Di tutti questi fondi spartiti sul territorio comasco con logiche non propriamente meritorie, non un solo centesimo di investimento è ad oggi finalizzato al ripensamento di una nuova mobilità, non un solo euro è destinato ad incentivare nuove modalità per gli spostamenti delle persone: solo nuovo asfalto, solo più corsie, solo nuove strade.
E se dal canto nostro non possiamo che gioire per i 15 milioni che andranno finalmente a sgravare la città di un passaggio a livello, basta alzare leggermente lo sguardo dal livello cittadino e volgerlo verso quello che succederà intorno a noi per rendersi subito conto di quello che le opere previste per la rete viaria della bassa provincia comasca comporteranno per la già fragile viabilità marianese.

Il collegamento diretto della Pedemontana alla viabilità provinciale, l’ampliamento della Novedratese a quattro corsie, la realizzazione ex-novo di una (vera) tangenziale di Cantù: sono interventi che doneranno ulteriore asfalto utile e pronto ad essere percorso da un numero crescente di autoveicoli e mezzi pesanti, con un maggiore calibro stradale che porterà ad un conseguente e prevedibile aumento di utenti che sceglieranno di percorrere quelle tratte. 

Mettendo in fila tutte queste opere in corso di progettazione, guardando all’intero contesto, diventa ormai evidente che se la Giunta marianese intenderà procedere con lo scellerato progetto di realizzazione della nuova STRADA REGIONALE (solo in parte finanziata) che attraverserà Mariano dividendola in due, gran parte del traffico transitante su queste nuove e potenziate arterie si riverserà nel già congestionato asse di attraversamento al centro della nostra città, che diventerà terra di mero passaggio e di collegamento tra la provincia di Como e quella di Monza, senza nessun vero beneficio per la nostra comunità, che si vedrà privata anche di parte del Parco Regionale, appena costituito.

Una strada che sarà dannosa per l’ambiente, per il paesaggio, per la vivibilità delle aree interessate e, a guardar lungo, anche per i futuri bilanci cittadini.
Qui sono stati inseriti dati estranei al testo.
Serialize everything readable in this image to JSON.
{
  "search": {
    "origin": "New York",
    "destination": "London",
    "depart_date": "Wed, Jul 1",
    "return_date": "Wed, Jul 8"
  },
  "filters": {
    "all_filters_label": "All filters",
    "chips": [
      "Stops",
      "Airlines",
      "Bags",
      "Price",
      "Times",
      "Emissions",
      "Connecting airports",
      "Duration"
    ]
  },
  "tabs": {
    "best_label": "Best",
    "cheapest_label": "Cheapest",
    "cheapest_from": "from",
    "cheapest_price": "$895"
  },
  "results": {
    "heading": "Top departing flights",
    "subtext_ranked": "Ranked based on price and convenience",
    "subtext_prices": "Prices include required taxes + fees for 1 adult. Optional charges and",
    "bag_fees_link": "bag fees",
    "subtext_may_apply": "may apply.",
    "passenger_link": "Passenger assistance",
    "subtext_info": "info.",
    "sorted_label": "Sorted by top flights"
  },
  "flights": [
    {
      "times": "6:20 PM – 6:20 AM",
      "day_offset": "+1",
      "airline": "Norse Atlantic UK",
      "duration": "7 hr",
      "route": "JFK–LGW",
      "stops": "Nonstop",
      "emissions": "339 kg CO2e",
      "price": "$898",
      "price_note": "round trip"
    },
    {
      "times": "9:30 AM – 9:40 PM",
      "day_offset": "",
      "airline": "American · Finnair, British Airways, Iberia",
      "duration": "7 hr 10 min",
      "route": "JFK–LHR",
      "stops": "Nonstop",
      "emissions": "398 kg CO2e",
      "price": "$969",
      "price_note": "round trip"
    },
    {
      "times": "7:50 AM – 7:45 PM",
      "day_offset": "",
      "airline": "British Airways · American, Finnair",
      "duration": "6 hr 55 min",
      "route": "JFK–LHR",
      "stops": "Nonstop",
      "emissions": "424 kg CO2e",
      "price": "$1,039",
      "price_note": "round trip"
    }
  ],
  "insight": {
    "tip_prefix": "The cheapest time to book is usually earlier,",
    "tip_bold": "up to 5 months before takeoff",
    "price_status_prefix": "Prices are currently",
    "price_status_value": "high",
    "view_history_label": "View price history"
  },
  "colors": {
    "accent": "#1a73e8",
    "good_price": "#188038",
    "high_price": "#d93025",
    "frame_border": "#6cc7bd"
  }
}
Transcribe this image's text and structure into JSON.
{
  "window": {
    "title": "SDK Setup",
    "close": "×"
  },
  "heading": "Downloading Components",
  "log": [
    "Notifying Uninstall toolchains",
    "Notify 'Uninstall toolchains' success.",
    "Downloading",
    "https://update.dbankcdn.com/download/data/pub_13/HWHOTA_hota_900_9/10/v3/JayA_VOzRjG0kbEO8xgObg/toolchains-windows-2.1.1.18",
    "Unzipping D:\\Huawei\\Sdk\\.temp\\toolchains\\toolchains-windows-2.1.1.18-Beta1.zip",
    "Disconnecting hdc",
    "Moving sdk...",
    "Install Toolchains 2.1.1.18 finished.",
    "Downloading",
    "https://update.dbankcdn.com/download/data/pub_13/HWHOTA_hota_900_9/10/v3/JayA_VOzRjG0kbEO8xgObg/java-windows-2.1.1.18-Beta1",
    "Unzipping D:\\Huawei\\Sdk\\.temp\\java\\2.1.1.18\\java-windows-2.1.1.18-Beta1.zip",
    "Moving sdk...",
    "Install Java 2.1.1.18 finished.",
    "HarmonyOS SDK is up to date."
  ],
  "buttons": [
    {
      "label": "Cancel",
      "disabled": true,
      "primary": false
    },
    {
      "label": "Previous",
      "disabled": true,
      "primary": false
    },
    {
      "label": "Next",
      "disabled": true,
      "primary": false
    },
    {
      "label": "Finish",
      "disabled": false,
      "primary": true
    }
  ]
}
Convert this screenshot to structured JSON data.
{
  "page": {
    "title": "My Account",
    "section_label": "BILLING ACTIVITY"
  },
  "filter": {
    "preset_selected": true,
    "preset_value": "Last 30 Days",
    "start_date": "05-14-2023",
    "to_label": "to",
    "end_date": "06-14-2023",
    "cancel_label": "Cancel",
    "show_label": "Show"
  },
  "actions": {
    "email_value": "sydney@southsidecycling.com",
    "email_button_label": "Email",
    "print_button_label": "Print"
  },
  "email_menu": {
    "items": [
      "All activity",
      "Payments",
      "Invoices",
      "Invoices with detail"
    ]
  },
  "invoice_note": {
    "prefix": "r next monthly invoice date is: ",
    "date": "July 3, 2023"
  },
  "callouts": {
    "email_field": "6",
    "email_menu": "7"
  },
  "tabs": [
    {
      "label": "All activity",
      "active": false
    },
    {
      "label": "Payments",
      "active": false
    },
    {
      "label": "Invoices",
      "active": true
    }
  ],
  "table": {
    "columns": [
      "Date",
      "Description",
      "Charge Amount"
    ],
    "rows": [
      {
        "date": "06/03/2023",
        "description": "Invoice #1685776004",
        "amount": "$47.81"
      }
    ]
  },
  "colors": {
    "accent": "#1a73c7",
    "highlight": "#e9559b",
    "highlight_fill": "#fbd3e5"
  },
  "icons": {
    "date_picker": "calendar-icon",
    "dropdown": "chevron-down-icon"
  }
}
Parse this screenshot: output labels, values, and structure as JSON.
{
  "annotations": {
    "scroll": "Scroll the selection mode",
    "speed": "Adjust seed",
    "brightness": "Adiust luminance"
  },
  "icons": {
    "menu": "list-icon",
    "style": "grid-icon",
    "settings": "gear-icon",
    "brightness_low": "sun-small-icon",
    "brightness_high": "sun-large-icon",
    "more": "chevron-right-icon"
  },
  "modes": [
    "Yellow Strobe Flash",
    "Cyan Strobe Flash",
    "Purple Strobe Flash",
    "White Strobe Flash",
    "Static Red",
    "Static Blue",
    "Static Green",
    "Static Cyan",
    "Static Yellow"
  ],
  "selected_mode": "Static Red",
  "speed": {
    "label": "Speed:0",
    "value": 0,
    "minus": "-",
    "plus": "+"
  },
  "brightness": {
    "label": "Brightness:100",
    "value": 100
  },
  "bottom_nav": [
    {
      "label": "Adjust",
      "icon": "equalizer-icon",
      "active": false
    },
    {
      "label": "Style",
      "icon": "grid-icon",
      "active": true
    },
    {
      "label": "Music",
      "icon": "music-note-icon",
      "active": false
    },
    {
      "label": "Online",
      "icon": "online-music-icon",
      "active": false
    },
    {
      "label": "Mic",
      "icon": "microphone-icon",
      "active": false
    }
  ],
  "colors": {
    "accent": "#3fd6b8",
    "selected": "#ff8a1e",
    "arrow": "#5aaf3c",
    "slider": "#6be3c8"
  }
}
Un’opera che, per il contesto in cui si inserisce, appare oltretutto già inadeguata ed insufficiente prima ancora della sua realizzazione.

Occorre che a fronte dei finanziamenti in arrivo la Provincia di Como proceda con un attento ed approfondito studio dei flussi di traffico e una progettazione unitaria che non penalizzi il nostro territorio, ma che ne tuteli il paesaggio e premi la virtuosità di una città che ha dimostrato nel corso degli anni di non aver tuttavia ceduto completamente ad una cementificazione incontrollata, e che ha invece saputo salvaguardare boschi e terreni che ora rischiano di venire sottratti per sempre alla nostra comunità.

I soldi ed i finanziamenti per studiare e per progettare alternative concrete per alleggerire la viabilità comasca ora ci sono, sono promessi. 
L’Amministrazione di Mariano non ceda il nostro Parco per risolvere i problemi causati da un traffico che non è generato dai marianesi, ma pretenda che vengano trovate soluzioni alternative per tutelare gli interessi della nostra comunità e del nostro territorio.

Le scelte di oggi faranno la differenza sulla vivibilità e sulla sicurezza della nostra città di domani: una città che ha già sofferto per anni le conseguenze di un traffico incontrollato e che oggi non può assumere l’assurda iniziativa di favorirne un ulteriore transito pagandone ancora un volta, da sola, il conto.